Plants are not dumb: The role of photorespiration and respiration in plant assimilation of nitrate to protein

Background/Question/Methods

Plant nitrogen concentrations generally decline under elevated CO₂ atmospheres. The presenter has proposed that CO₂ inhibits nitrate assimilation into protein in the shoots of C₃ plants. Several independent meta-analyses have now concluded that this is the explanation most consistent with observations from hundreds of studies.

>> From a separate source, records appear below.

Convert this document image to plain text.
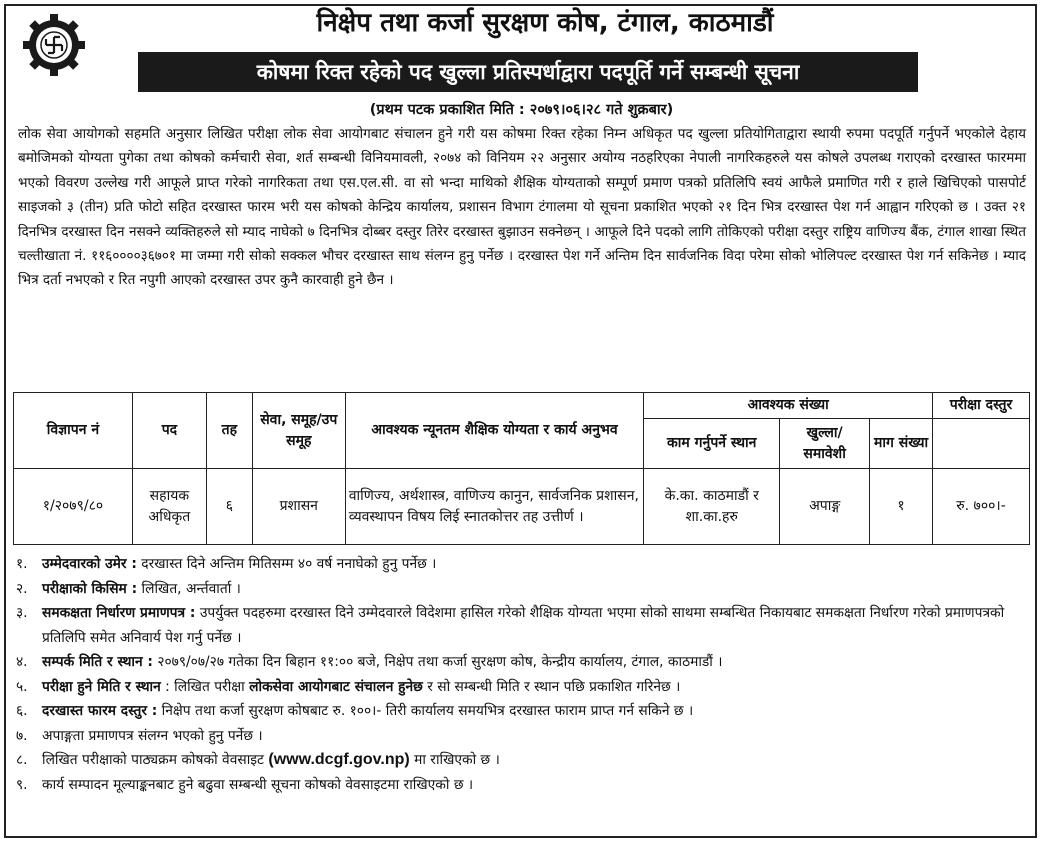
निक्षेप तथा कर्जा सुरक्षण कोष, टंगाल, काठमाडौं
कोषमा रिक्त रहेको पद खुल्ला प्रतिस्पर्धाद्वारा पदपूर्ति गर्ने सम्बन्धी सूचना
(प्रथम पटक प्रकाशित मिति : २०७९।०६।२८ गते शुक्रबार)
लोक सेवा आयोगको सहमति अनुसार लिखित परीक्षा लोक सेवा आयोगबाट संचालन हुने गरी यस कोषमा रिक्त रहेका निम्न अधिकृत पद खुल्ला प्रतियोगिताद्वारा स्थायी रुपमा पदपूर्ति गर्नुपर्ने भएकोले देहाय बमोजिमको योग्यता पुगेका तथा कोषको कर्मचारी सेवा, शर्त सम्बन्धी विनियमावली, २०७४ को विनियम २२ अनुसार अयोग्य नठहरिएका नेपाली नागरिकहरुले यस कोषले उपलब्ध गराएको दरखास्त फारममा भएको विवरण उल्लेख गरी आफूले प्राप्त गरेको नागरिकता तथा एस.एल.सी. वा सो भन्दा माथिको शैक्षिक योग्यताको सम्पूर्ण प्रमाण पत्रको प्रतिलिपि स्वयं आफैले प्रमाणित गरी र हाले खिचिएको पासपोर्ट साइजको ३ (तीन) प्रति फोटो सहित दरखास्त फारम भरी यस कोषको केन्द्रिय कार्यालय, प्रशासन विभाग टंगालमा यो सूचना प्रकाशित भएको २१ दिन भित्र दरखास्त पेश गर्न आह्वान गरिएको छ । उक्त २१ दिनभित्र दरखास्त दिन नसक्ने व्यक्तिहरुले सो म्याद नाघेको ७ दिनभित्र दोब्बर दस्तुर तिरेर दरखास्त बुझाउन सक्नेछन् । आफूले दिने पदको लागि तोकिएको परीक्षा दस्तुर राष्ट्रिय वाणिज्य बैंक, टंगाल शाखा स्थित चल्तीखाता नं. ११६००००३६७०१ मा जम्मा गरी सोको सक्कल भौचर दरखास्त साथ संलग्न हुनु पर्नेछ । दरखास्त पेश गर्ने अन्तिम दिन सार्वजनिक विदा परेमा सोको भोलिपल्ट दरखास्त पेश गर्न सकिनेछ । म्याद भित्र दर्ता नभएको र रित नपुगी आएको दरखास्त उपर कुनै कारवाही हुने छैन ।
विज्ञापन नं	पद	तह	सेवा, समूह/उप समूह	आवश्यक न्यूनतम शैक्षिक योग्यता र कार्य अनुभव	आवश्यक संख्या			परीक्षा दस्तुर
					काम गर्नुपर्ने स्थान	खुल्ला/ समावेशी	माग संख्या	
१/२०७९/८०	सहायक अधिकृत	६	प्रशासन	वाणिज्य, अर्थशास्त्र, वाणिज्य कानुन, सार्वजनिक प्रशासन, व्यवस्थापन विषय लिई स्नातकोत्तर तह उत्तीर्ण ।	के.का. काठमाडौं र शा.का.हरु	अपाङ्ग	१	रु. ७००।-
१.	उम्मेदवारको उमेर : दरखास्त दिने अन्तिम मितिसम्म ४० वर्ष ननाघेको हुनु पर्नेछ ।
२.	परीक्षाको किसिम : लिखित, अर्न्तवार्ता ।
३.	समकक्षता निर्धारण प्रमाणपत्र : उपर्युक्त पदहरुमा दरखास्त दिने उम्मेदवारले विदेशमा हासिल गरेको शैक्षिक योग्यता भएमा सोको साथमा सम्बन्धित निकायबाट समकक्षता निर्धारण गरेको प्रमाणपत्रको प्रतिलिपि समेत अनिवार्य पेश गर्नु पर्नेछ ।
४.	सम्पर्क मिति र स्थान : २०७९/०७/२७ गतेका दिन बिहान ११:०० बजे, निक्षेप तथा कर्जा सुरक्षण कोष, केन्द्रीय कार्यालय, टंगाल, काठमाडौं ।
५.	परीक्षा हुने मिति र स्थान : लिखित परीक्षा लोकसेवा आयोगबाट संचालन हुनेछ र सो सम्बन्धी मिति र स्थान पछि प्रकाशित गरिनेछ ।
६.	दरखास्त फारम दस्तुर : निक्षेप तथा कर्जा सुरक्षण कोषबाट रु. १००।- तिरी कार्यालय समयभित्र दरखास्त फाराम प्राप्त गर्न सकिने छ ।
७.	अपाङ्गता प्रमाणपत्र संलग्न भएको हुनु पर्नेछ ।
८.	लिखित परीक्षाको पाठ्यक्रम कोषको वेवसाइट (www.dcgf.gov.np) मा राखिएको छ ।
९.	कार्य सम्पादन मूल्याङ्कनबाट हुने बढुवा सम्बन्धी सूचना कोषको वेवसाइटमा राखिएको छ ।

This presentation will show the results of experiments on Arabidopsis and wheat grown in controlled environmental chambers. Ten independent methods examined the influence of CO₂ on nitrate assimilation. These methods included shoot CO₂ and O₂ gas exchange, chlorophyll fluorescence, stable isotope fractionation, isotope labelling, nitrate depletion from the medium, plant nitrate and organic nitrogen accumulation, genotypes with altered nitrate reductase capacity, and growth analysis.

Results/Conclusions

All ten methods affirmed that CO₂ inhibited nitrate assimilation in Arabidopsis and wheat during the day and night. Several physiological mechanisms were responsible for this inhibition. (1) Photorespiration, contrary to popular opinion, is not a wasteful process; rather it can empower the first step of nitrate assimilation. (2) Bicarbonate interferes with nitrite transport into chloroplasts. These mechanisms have broad implications:

(1)    C₃ carbon fixation is far more efficient than previously thought, and this may explain why C₃ species still comprise about 96% of the world’s flora despite 23 million years of atmospheric CO₂ concentrations below 400 ppm.

(2)    Plant responses to rising CO₂ vary as a result of the differences in the reliance of plants on ammonium and nitrate as nitrogen sources.

(3)    Declining protein concentrations in plants that are reliant on nitrate are responsible for increasing pest damage as herbivores consume more plant material to meet their nutritional needs.